Побывал я в театре. Прошел через актерский вход. Тут же на лестнице встретил Малюгина, который сказал, что только теперь, увидев меня, он понимает, что такое блокада. Но ему это казалось. Он не понимал, и это была не его вина. Обедали мы в столовой театра, и артист Карнович – Валуа спросил: «Теперь небось жалеете, что уехали из Ленинграда?» Ну как я мог объяснить ему, что между Кировом и Ленинградом была такая же непроходимая черта, как между жизнью и смертью. Они все начали понимать это недели через две. Малюгин отвел меня в кабинет к Руднику. Он был тогда и худруком и директором театра. Молодой, высокий, с таким выражением лица, что он, пожалуйста, не прочь в драку, меня тем не менее принял милостиво…

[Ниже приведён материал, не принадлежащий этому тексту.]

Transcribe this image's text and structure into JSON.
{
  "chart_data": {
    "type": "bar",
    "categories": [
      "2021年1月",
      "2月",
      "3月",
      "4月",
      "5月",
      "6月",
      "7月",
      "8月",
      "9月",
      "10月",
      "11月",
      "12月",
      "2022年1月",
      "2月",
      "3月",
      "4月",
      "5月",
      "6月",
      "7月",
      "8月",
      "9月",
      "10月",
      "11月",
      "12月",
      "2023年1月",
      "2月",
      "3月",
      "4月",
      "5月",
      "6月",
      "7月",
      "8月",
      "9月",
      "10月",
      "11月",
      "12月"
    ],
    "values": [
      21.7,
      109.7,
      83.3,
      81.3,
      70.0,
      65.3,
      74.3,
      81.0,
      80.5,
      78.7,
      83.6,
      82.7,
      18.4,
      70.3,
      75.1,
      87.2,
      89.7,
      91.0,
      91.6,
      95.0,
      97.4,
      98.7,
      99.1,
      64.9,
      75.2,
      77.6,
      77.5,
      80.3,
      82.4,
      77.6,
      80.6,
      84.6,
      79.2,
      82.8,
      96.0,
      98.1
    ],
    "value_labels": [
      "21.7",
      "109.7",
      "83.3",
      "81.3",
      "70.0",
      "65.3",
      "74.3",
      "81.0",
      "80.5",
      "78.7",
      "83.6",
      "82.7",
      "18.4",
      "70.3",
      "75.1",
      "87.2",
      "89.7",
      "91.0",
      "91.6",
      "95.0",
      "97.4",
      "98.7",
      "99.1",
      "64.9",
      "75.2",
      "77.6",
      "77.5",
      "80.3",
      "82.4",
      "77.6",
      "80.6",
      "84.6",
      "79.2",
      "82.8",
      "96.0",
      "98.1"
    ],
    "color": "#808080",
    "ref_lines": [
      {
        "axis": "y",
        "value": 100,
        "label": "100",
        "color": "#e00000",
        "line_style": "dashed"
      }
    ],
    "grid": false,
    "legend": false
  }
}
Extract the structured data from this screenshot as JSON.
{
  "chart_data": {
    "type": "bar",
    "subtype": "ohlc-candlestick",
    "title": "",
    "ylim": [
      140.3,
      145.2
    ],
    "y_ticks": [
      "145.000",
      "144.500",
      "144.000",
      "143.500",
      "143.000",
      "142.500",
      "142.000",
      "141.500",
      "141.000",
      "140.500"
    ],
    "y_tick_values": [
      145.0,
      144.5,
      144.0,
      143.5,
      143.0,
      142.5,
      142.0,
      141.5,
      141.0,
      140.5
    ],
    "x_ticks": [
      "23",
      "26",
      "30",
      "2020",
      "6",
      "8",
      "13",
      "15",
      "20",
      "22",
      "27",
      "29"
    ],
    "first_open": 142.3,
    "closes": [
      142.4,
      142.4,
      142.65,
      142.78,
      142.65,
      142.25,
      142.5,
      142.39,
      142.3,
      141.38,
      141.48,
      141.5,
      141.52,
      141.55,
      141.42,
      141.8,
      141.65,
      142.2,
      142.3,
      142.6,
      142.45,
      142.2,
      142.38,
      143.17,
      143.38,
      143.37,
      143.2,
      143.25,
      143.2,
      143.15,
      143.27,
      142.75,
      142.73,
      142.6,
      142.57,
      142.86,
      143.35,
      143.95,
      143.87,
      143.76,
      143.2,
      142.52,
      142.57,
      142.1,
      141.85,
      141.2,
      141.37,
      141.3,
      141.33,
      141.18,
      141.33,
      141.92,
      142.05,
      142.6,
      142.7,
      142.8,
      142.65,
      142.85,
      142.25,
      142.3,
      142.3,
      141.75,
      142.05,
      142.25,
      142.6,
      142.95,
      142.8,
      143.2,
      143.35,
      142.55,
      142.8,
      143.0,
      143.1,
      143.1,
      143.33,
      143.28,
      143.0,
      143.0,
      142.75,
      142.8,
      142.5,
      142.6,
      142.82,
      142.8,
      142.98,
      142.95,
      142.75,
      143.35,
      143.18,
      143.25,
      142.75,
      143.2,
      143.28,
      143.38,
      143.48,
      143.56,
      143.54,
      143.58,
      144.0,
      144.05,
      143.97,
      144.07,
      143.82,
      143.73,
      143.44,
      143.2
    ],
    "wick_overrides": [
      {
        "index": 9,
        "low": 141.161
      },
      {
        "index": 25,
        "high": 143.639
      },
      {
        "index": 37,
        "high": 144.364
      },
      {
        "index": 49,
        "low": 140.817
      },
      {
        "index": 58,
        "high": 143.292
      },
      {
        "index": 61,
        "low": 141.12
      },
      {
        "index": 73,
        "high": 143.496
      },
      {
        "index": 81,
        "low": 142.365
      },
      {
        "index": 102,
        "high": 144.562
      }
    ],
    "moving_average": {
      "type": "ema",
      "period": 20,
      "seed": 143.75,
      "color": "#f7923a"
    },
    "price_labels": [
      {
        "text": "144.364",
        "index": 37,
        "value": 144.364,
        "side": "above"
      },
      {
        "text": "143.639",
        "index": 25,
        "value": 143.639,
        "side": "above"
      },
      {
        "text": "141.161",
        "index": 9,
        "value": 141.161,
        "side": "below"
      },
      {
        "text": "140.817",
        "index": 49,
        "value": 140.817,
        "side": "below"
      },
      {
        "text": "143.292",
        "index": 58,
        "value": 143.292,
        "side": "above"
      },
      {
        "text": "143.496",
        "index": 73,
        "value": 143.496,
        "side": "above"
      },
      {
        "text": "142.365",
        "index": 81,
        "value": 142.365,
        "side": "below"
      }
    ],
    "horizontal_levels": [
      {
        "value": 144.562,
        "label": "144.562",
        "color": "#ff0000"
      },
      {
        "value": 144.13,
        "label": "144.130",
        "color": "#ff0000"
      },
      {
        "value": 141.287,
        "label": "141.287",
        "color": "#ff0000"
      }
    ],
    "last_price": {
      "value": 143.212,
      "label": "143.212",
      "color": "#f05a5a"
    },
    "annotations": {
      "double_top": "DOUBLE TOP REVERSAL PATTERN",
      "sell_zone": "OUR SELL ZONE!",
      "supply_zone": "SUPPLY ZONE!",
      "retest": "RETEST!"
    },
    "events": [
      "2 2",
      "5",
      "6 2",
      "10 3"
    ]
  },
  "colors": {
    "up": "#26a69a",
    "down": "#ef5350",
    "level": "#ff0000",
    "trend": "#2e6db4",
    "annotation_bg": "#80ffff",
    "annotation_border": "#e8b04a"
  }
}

В первый же день, впрочем, я мог бы догадаться, что дело плохо. Катя попросила таз у матери одной актрисы. Вымыть посуду. А та отказала. Правда, через несколько минут прибежала сама актриса, принесла таз и долго объясняла, что мама тут совсем испортилась под влиянием среды. Но среда, следовательно, существовала! Народ стал прижимист и еще гордился этим! То, что увидел я, приехав, – как бородатый мужчина уходит боком на манер краба, услышав просьбу о помощи, – было символом. Большой драматический театр, короче говоря – Рудник, выдал мне постоянный пропуск. В графе «должность» стояло: «драматург». В театре получил я карточки. Отоваривались одни, хлебные, здесь же, в театре, продуктовые шли на обед. Мы получили пропуск в столовую ученых – писатели были прикреплены туда. Мороз все не отпускал. По городу, где белый цвет неба Вятки, высочайших деревьев, сугробов, а главное, бесконечных столбов дыма соединялся во что‑то прекрасное, но враждебное и незнакомое, шли мы по скрипящему снегу в полуподвал столовой. Тут в первый день очень поразило нас одно явление, невозможное в блокадном Ленинграде, – кто‑то забыл на столе недоеденный довольно большой кусок хлеба. И никто не брал его. Комнату мы все искали. Но вот Рудник вызвал меня и сказал, что в теадоме освобождается комната, которую он отдает нам. Второй раз спасало меня могучее междуведомственное учреждение – театр. Комната освобождалась из худших, в первом этаже, прямо против входной двери – сильно дуло. Низ окна оброс таким толстым слоем льда, что отколоть его, не повредив стекло, возможности не было. Да и не следовало. Лед естественным, арктическим путем законопатил все щели, так что в окно не дуло. Получили мы комнату 31 декабря 1941 года. И переехали из суеверия сразу, чтобы под Новый год ночевать уже у себя. Мебели не было. Ни стульев, ни стола, ни постели. Один платяной шкаф. Новый год встретили с Наташей у Гани и Альтуса. Присутствовали Ганина подруга, сошедшая примерно через полгода с ума – это с ней случалось периодически, и муж ее, инженер, – маленький, удаленький, деловой. Холодова обижалась и кричала, и я рад был, когда оказались мы у себя.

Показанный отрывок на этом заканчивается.